The large bronze Koro (incense burner) in the centre of the gallery was dedicated in the year 1700 to the Sacred Temple of Kanyeizi, in Uyeno, Tokio, where it filled the place of honor until 1867, the year of the over-throw of the great Tokugawa Shogun. The results of the revolution were fatal to the revenues of the priests, who were forced to part with their treasures. The Koro was purchased by a bronze collector in Tokio, whence it found its way to this collection.
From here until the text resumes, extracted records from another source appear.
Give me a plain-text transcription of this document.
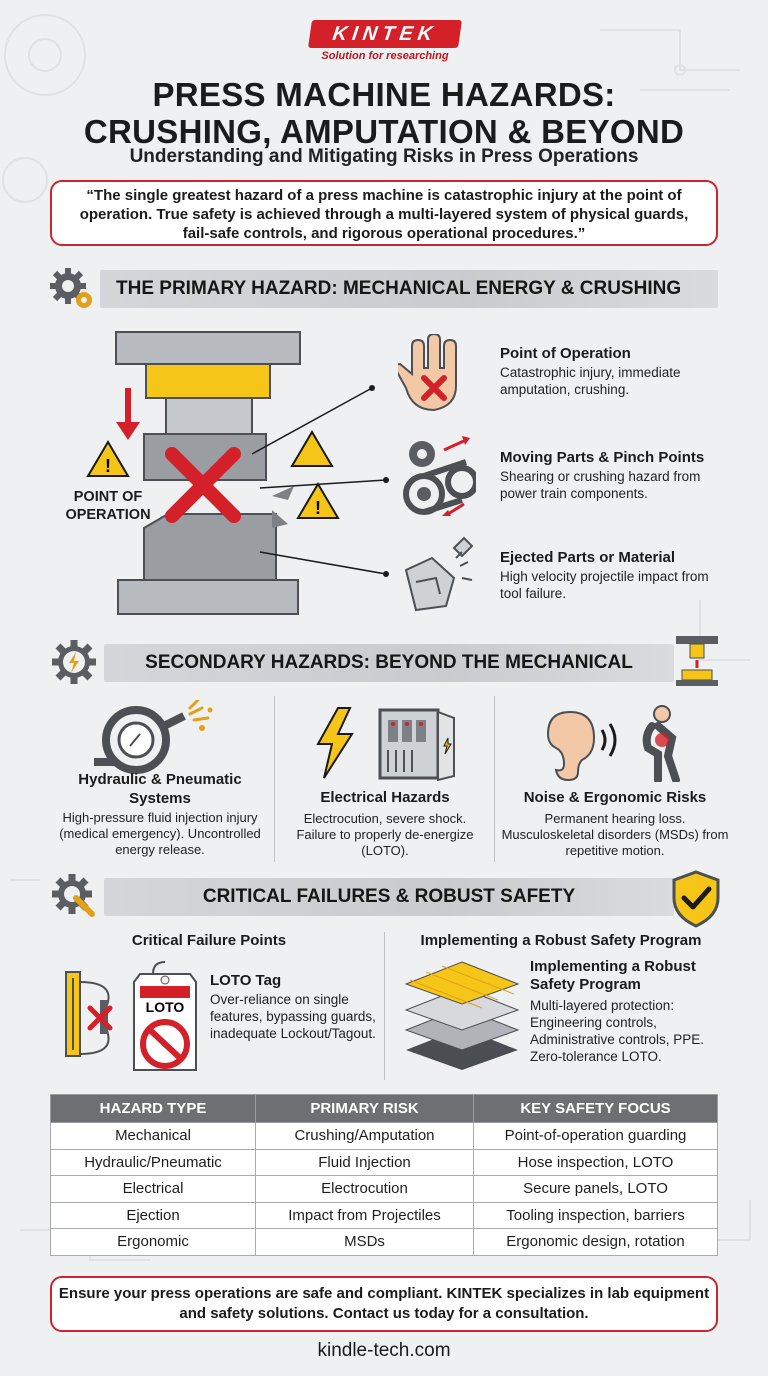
KINTEK
Solution for researching
PRESS MACHINE HAZARDS:
CRUSHING, AMPUTATION & BEYOND
Understanding and Mitigating Risks in Press Operations
“The single greatest hazard of a press machine is catastrophic injury at the point of operation. True safety is achieved through a multi-layered system of physical guards, fail-safe controls, and rigorous operational procedures.”
THE PRIMARY HAZARD: MECHANICAL ENERGY & CRUSHING
!
!
POINT OF OPERATION
Point of Operation
Catastrophic injury, immediate amputation, crushing.
Moving Parts & Pinch Points
Shearing or crushing hazard from power train components.
Ejected Parts or Material
High velocity projectile impact from tool failure.
SECONDARY HAZARDS: BEYOND THE MECHANICAL
Hydraulic & Pneumatic Systems
High-pressure fluid injection injury (medical emergency). Uncontrolled energy release.
Electrical Hazards
Electrocution, severe shock. Failure to properly de-energize (LOTO).
Noise & Ergonomic Risks
Permanent hearing loss. Musculoskeletal disorders (MSDs) from repetitive motion.
CRITICAL FAILURES & ROBUST SAFETY
Critical Failure Points
LOTO
LOTO Tag
Over-reliance on single features, bypassing guards, inadequate Lockout/Tagout.
Implementing a Robust Safety Program
Implementing a Robust Safety Program
Multi-layered protection: Engineering controls, Administrative controls, PPE. Zero-tolerance LOTO.
HAZARD TYPE	PRIMARY RISK	KEY SAFETY FOCUS
Mechanical	Crushing/Amputation	Point-of-operation guarding
Hydraulic/Pneumatic	Fluid Injection	Hose inspection, LOTO
Electrical	Electrocution	Secure panels, LOTO
Ejection	Impact from Projectiles	Tooling inspection, barriers
Ergonomic	MSDs	Ergonomic design, rotation
Ensure your press operations are safe and compliant. KINTEK specializes in lab equipment and safety solutions. Contact us today for a consultation.
kindle-tech.com
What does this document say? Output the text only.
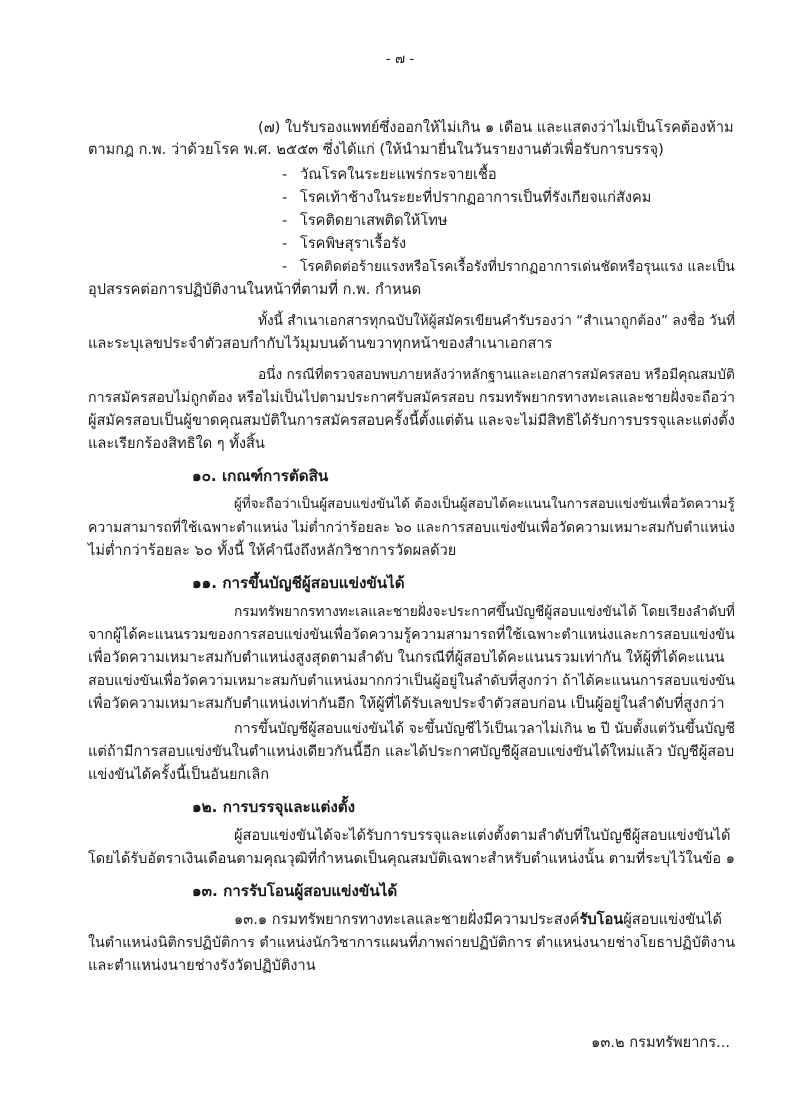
- ๗ -
(๗) ใบรับรองแพทย์ซึ่งออกให้ไม่เกิน ๑ เดือน และแสดงว่าไม่เป็นโรคต้องห้าม
ตามกฎ ก.พ. ว่าด้วยโรค พ.ศ. ๒๕๕๓ ซึ่งได้แก่ (ให้นำมายื่นในวันรายงานตัวเพื่อรับการบรรจุ)
- วัณโรคในระยะแพร่กระจายเชื้อ
- โรคเท้าช้างในระยะที่ปรากฏอาการเป็นที่รังเกียจแก่สังคม
- โรคติดยาเสพติดให้โทษ
- โรคพิษสุราเรื้อรัง
- โรคติดต่อร้ายแรงหรือโรคเรื้อรังที่ปรากฏอาการเด่นชัดหรือรุนแรง และเป็น
อุปสรรคต่อการปฏิบัติงานในหน้าที่ตามที่ ก.พ. กำหนด
ทั้งนี้ สำเนาเอกสารทุกฉบับให้ผู้สมัครเขียนคำรับรองว่า “สำเนาถูกต้อง” ลงชื่อ วันที่
และระบุเลขประจำตัวสอบกำกับไว้มุมบนด้านขวาทุกหน้าของสำเนาเอกสาร
อนึ่ง กรณีที่ตรวจสอบพบภายหลังว่าหลักฐานและเอกสารสมัครสอบ หรือมีคุณสมบัติ
การสมัครสอบไม่ถูกต้อง หรือไม่เป็นไปตามประกาศรับสมัครสอบ กรมทรัพยากรทางทะเลและชายฝั่งจะถือว่า
ผู้สมัครสอบเป็นผู้ขาดคุณสมบัติในการสมัครสอบครั้งนี้ตั้งแต่ต้น และจะไม่มีสิทธิได้รับการบรรจุและแต่งตั้ง
และเรียกร้องสิทธิใด ๆ ทั้งสิ้น
๑๐. เกณฑ์การตัดสิน
ผู้ที่จะถือว่าเป็นผู้สอบแข่งขันได้ ต้องเป็นผู้สอบได้คะแนนในการสอบแข่งขันเพื่อวัดความรู้
ความสามารถที่ใช้เฉพาะตำแหน่ง ไม่ต่ำกว่าร้อยละ ๖๐ และการสอบแข่งขันเพื่อวัดความเหมาะสมกับตำแหน่ง
ไม่ต่ำกว่าร้อยละ ๖๐ ทั้งนี้ ให้คำนึงถึงหลักวิชาการวัดผลด้วย
๑๑. การขึ้นบัญชีผู้สอบแข่งขันได้
กรมทรัพยากรทางทะเลและชายฝั่งจะประกาศขึ้นบัญชีผู้สอบแข่งขันได้ โดยเรียงลำดับที่
จากผู้ได้คะแนนรวมของการสอบแข่งขันเพื่อวัดความรู้ความสามารถที่ใช้เฉพาะตำแหน่งและการสอบแข่งขัน
เพื่อวัดความเหมาะสมกับตำแหน่งสูงสุดตามลำดับ ในกรณีที่ผู้สอบได้คะแนนรวมเท่ากัน ให้ผู้ที่ได้คะแนน
สอบแข่งขันเพื่อวัดความเหมาะสมกับตำแหน่งมากกว่าเป็นผู้อยู่ในลำดับที่สูงกว่า ถ้าได้คะแนนการสอบแข่งขัน
เพื่อวัดความเหมาะสมกับตำแหน่งเท่ากันอีก ให้ผู้ที่ได้รับเลขประจำตัวสอบก่อน เป็นผู้อยู่ในลำดับที่สูงกว่า
การขึ้นบัญชีผู้สอบแข่งขันได้ จะขึ้นบัญชีไว้เป็นเวลาไม่เกิน ๒ ปี นับตั้งแต่วันขึ้นบัญชี
แต่ถ้ามีการสอบแข่งขันในตำแหน่งเดียวกันนี้อีก และได้ประกาศบัญชีผู้สอบแข่งขันได้ใหม่แล้ว บัญชีผู้สอบ
แข่งขันได้ครั้งนี้เป็นอันยกเลิก
๑๒. การบรรจุและแต่งตั้ง
ผู้สอบแข่งขันได้จะได้รับการบรรจุและแต่งตั้งตามลำดับที่ในบัญชีผู้สอบแข่งขันได้
โดยได้รับอัตราเงินเดือนตามคุณวุฒิที่กำหนดเป็นคุณสมบัติเฉพาะสำหรับตำแหน่งนั้น ตามที่ระบุไว้ในข้อ ๑
๑๓. การรับโอนผู้สอบแข่งขันได้
๑๓.๑ กรมทรัพยากรทางทะเลและชายฝั่งมีความประสงค์รับโอนผู้สอบแข่งขันได้
ในตำแหน่งนิติกรปฏิบัติการ ตำแหน่งนักวิชาการแผนที่ภาพถ่ายปฏิบัติการ ตำแหน่งนายช่างโยธาปฏิบัติงาน
และตำแหน่งนายช่างรังวัดปฏิบัติงาน
๑๓.๒ กรมทรัพยากร...
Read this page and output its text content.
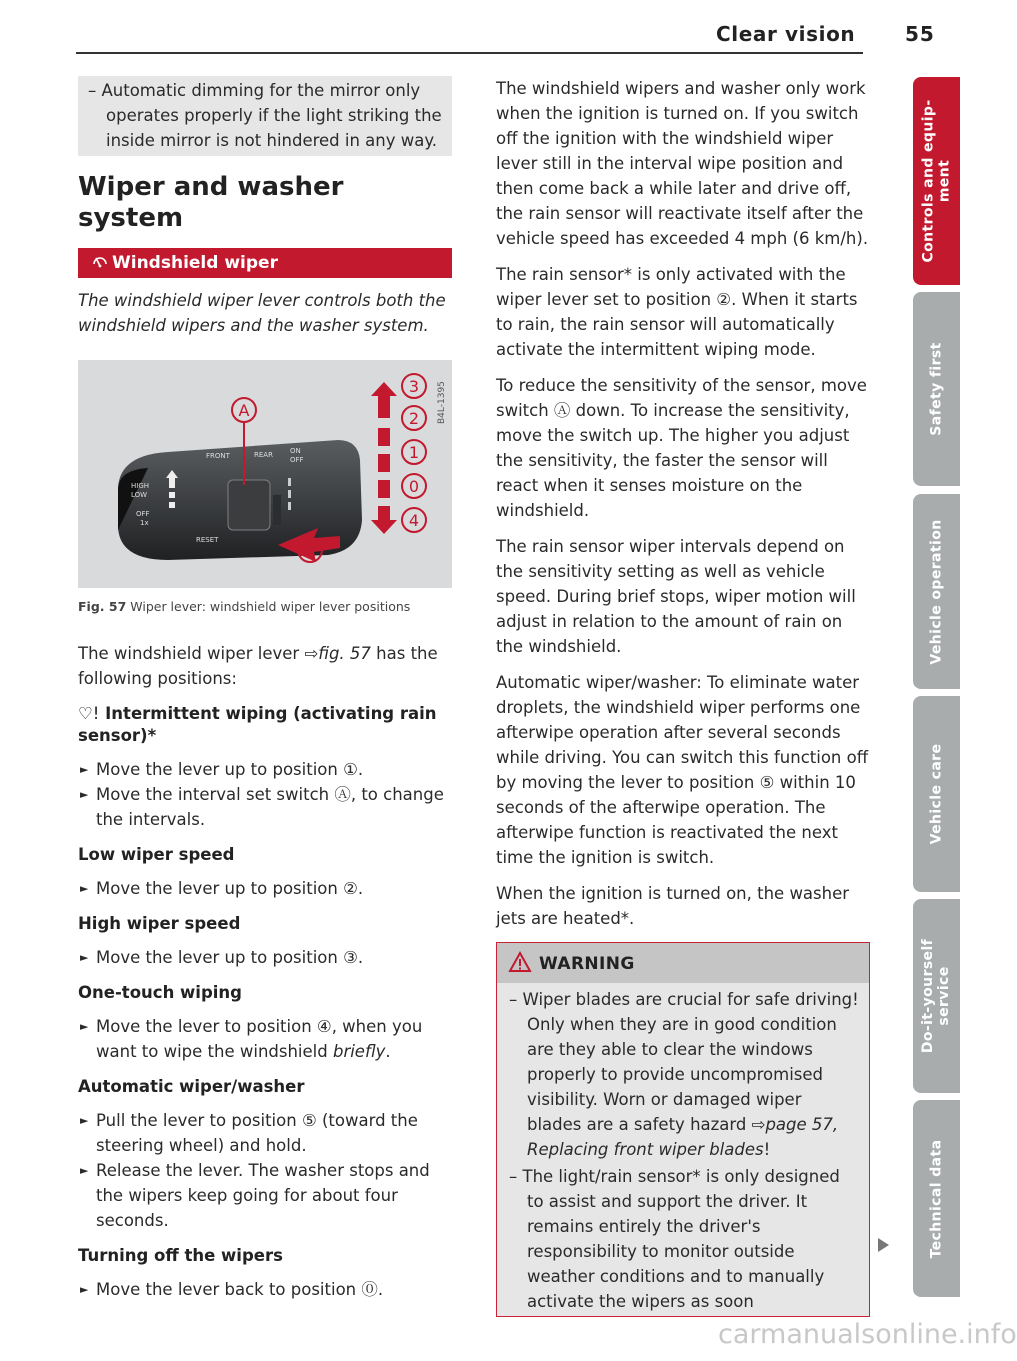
Clear vision 55
Controls and equip-
ment
Safety first
Vehicle operation
Vehicle care
Do-it-yourself
service
Technical data

– Automatic dimming for the mirror only operates properly if the light striking the inside mirror is not hindered in any way.

Wiper and washer system
Windshield wiper

The windshield wiper lever controls both the windshield wipers and the washer system.

FRONT	REAR ON
OFF
HIGH
LOW
OFF
1x
RESET
A
3
2
1
0
4
5
B4L-1395
Fig. 57 Wiper lever: windshield wiper lever positions

The windshield wiper lever ⇨fig. 57 has the following positions:

♡! Intermittent wiping (activating rain sensor)*

► Move the lever up to position ①.

► Move the interval set switch Ⓐ, to change the intervals.

Low wiper speed

► Move the lever up to position ②.

High wiper speed

► Move the lever up to position ③.

One-touch wiping

► Move the lever to position ④, when you want to wipe the windshield briefly.

Automatic wiper/washer

► Pull the lever to position ⑤ (toward the steering wheel) and hold.

► Release the lever. The washer stops and the wipers keep going for about four seconds.

Turning off the wipers

► Move the lever back to position ⓪.

The windshield wipers and washer only work when the ignition is turned on. If you switch off the ignition with the windshield wiper lever still in the interval wipe position and then come back a while later and drive off, the rain sensor will reactivate itself after the vehicle speed has exceeded 4 mph (6 km/h).

The rain sensor* is only activated with the wiper lever set to position ②. When it starts to rain, the rain sensor will automatically activate the intermittent wiping mode.

To reduce the sensitivity of the sensor, move switch Ⓐ down. To increase the sensitivity, move the switch up. The higher you adjust the sensitivity, the faster the sensor will react when it senses moisture on the windshield.

The rain sensor wiper intervals depend on the sensitivity setting as well as vehicle speed. During brief stops, wiper motion will adjust in relation to the amount of rain on the windshield.

Automatic wiper/washer: To eliminate water droplets, the windshield wiper performs one afterwipe operation after several seconds while driving. You can switch this function off by moving the lever to position ⑤ within 10 seconds of the afterwipe operation. The afterwipe function is reactivated the next time the ignition is switch.

When the ignition is turned on, the washer jets are heated*.

WARNING

– Wiper blades are crucial for safe driving! Only when they are in good condition are they able to clear the windows properly to provide uncompromised visibility. Worn or damaged wiper blades are a safety hazard ⇨page 57, Replacing front wiper blades!

– The light/rain sensor* is only designed to assist and support the driver. It remains entirely the driver's responsibility to monitor outside weather conditions and to manually activate the wipers as soon

carmanualsonline.info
Among the noted bronze workers represented in this collection may be mentioned Gorosa, whose descendants to the ninth generation still produce artistic work; Saymin, the founder of a school of workers early in the XVIIIth century, whose designs and castings are unrivalled; also his pupils, To-un, Gui-do, So-min, Shingamitz, Doo-min, and Ka-ya-sai ; of this school there are some fifty examples in the collection.